On March 29, 2019, the U.S. Department of Justice (“DOJ”) and U.S. Securities and Exchange Commission (“SEC”) announced that they had reached resolution with a German-based major worldwide provider of medical equipment and services (the “Company”), in connection with alleged bribery payments and books and records violations in more than fifteen different countries. See In the Matter of Fresenius Medical Care AG & Co. KGaA, Admin. Proc. No. 3-19126 (Mar. 29, 2019); Press Release, SEC Charges Medical Device Company with FCPA Violations, No. 2019-48 (Mar. 29, 2019). In aggregate, the Company agreed to pay in excess of $231 million in disgorgement and penalties, and also agreed to the imposition of a compliance monitor for two years. And as part of a non-prosecution agreement with the DOJ, the Company admitted responsibility for willfully violating the Foreign Corrupt Practices Act (“FCPA”) and agreed that the facts described by the DOJ were true and accurate. See Non-Prosecution Agreement, Fresenius Medical Care AG & Co. KGaA (Feb. 25, 2019); Press Release, Fresenius Medical Care Agrees to Pay $231 Million in Criminal Penalties and Disgorgement to Resolve Foreign Corrupt Practices Act Charges (Mar. 29, 2019).
According to the government, from at least 2009 through 2016, the Company paid millions of dollars in bribes to procure business in various jurisdictions, including in China, Spain, Bosnia, Mexico, Saudi Arabia, Angola, Morocco, and Turkey. The government contended that the Company ignored “numerous red flags of corruption” in its operations since the early 2000s, and that its employees used sham consulting contracts, falsified documents, third party intermediaries, and other mechanisms to funnel bribes to local government officials in exchange for business and influence in official decision-making. The government further alleged that senior Company management “actively thwarted” compliance efforts, personally engaging in corruption schemes and directing employees to destroy records of the misconduct.
In its three-year non-prosecution agreement with the DOJ, the Company admitted to earning more than $140 million in profits from its corrupt schemes, which drove the financial terms of the resolution. The Company agreed to pay $135 million in disgorgement and $12 million prejudgment interest to the SEC (an amount that differs slightly from the reported profits, perhaps due to statute of limitations or other issues). And the Company agreed to pay an additional $84.7 million criminal fine to the DOJ.
Perhaps equally significant as the financial component, however, the Company agreed to engage an independent compliance monitor for the first two years of the non-prosecution agreement, followed by one year of self-monitoring. Those terms provide added “teeth” to the non-prosecution agreement, and will maintain the DOJ’s leverage over the Company for its three-year term.
As with nearly every FCPA resolution, attempting to discern what drove the specific outcome can be a challenge, but a few points are noteworthy. First, the seemingly severe settlement was in spite of the fact that the Company was given credit for voluntarily disclosing the conduct. Second, notwithstanding the voluntary self-disclosure and the fact that the Company “provided to the Department all relevant facts known to it, including information about the individuals involved in the conduct described,” the Company was not given “full cooperation credit.” Commenting on the Company’s conduct during the investigation, the SEC stated that the Company’s cooperation “varied at times[,]” and the DOJ explained that the Company received only “partial” credit because—while the Company did make regular factual presentations and conducted a “thorough” internal investigation—the DOJ contended that the Company did not always timely respond to requests for information or provide fulsome responses. Without more facts, it is by no means clear why the Company’s cooperation did not live up to the government’s standards; nor is clear how much better the settlement terms could have been with more extensive cooperation.

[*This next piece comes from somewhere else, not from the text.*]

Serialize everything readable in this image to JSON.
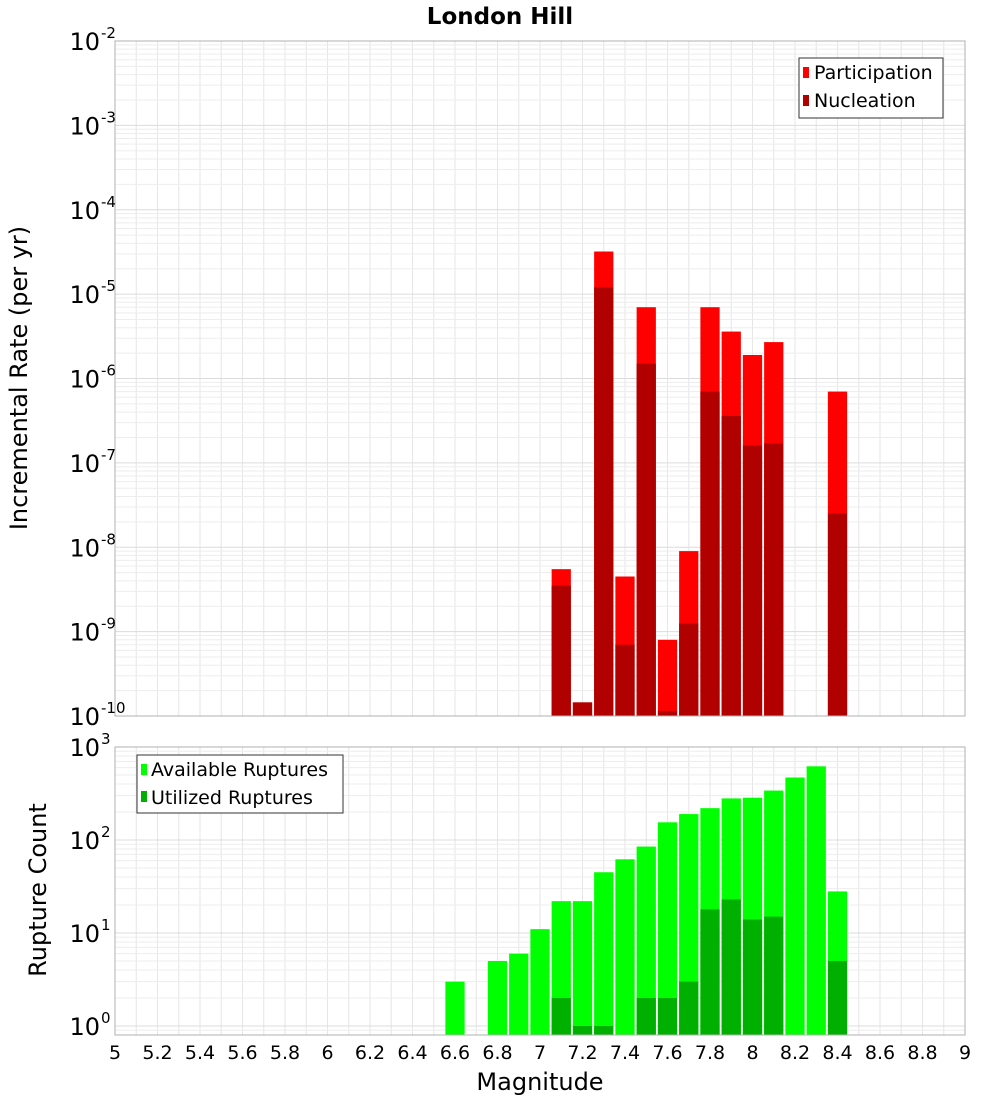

Third, the two-year compliance monitor is only the second one imposed in an FCPA case since the DOJ announced its revised policy on corporate monitors in October 2018. See Shearman & Sterling LLP Need to Know Weekly, DOJ Announces Updated Policy on Selection of Corporate Monitors (Oct. 23, 2018). The decision to impose a monitor likely follows largely from the apparently pervasive nature of the conduct and the alleged involvement of senior management, but also presumably signals that, in spite of the cooperation and remedial efforts by the Company, its compliance program had not been “demonstrated to be effective and appropriately resourced at the time of resolution.” See U.S. DOJ, Selection of Monitors in Criminal Division Matters (Oct. 11, 2018), at 2. Fourth, despite the government’s continued focus on individual liability and the alleged involvement of senior management, no individual charges were announced. It may be that individual charges are still forthcoming, or there could be jurisdictional or evidentiary issues preventing them here. But absent more information, it is difficult to ascertain why the government decided to proceed with corporate resolutions first.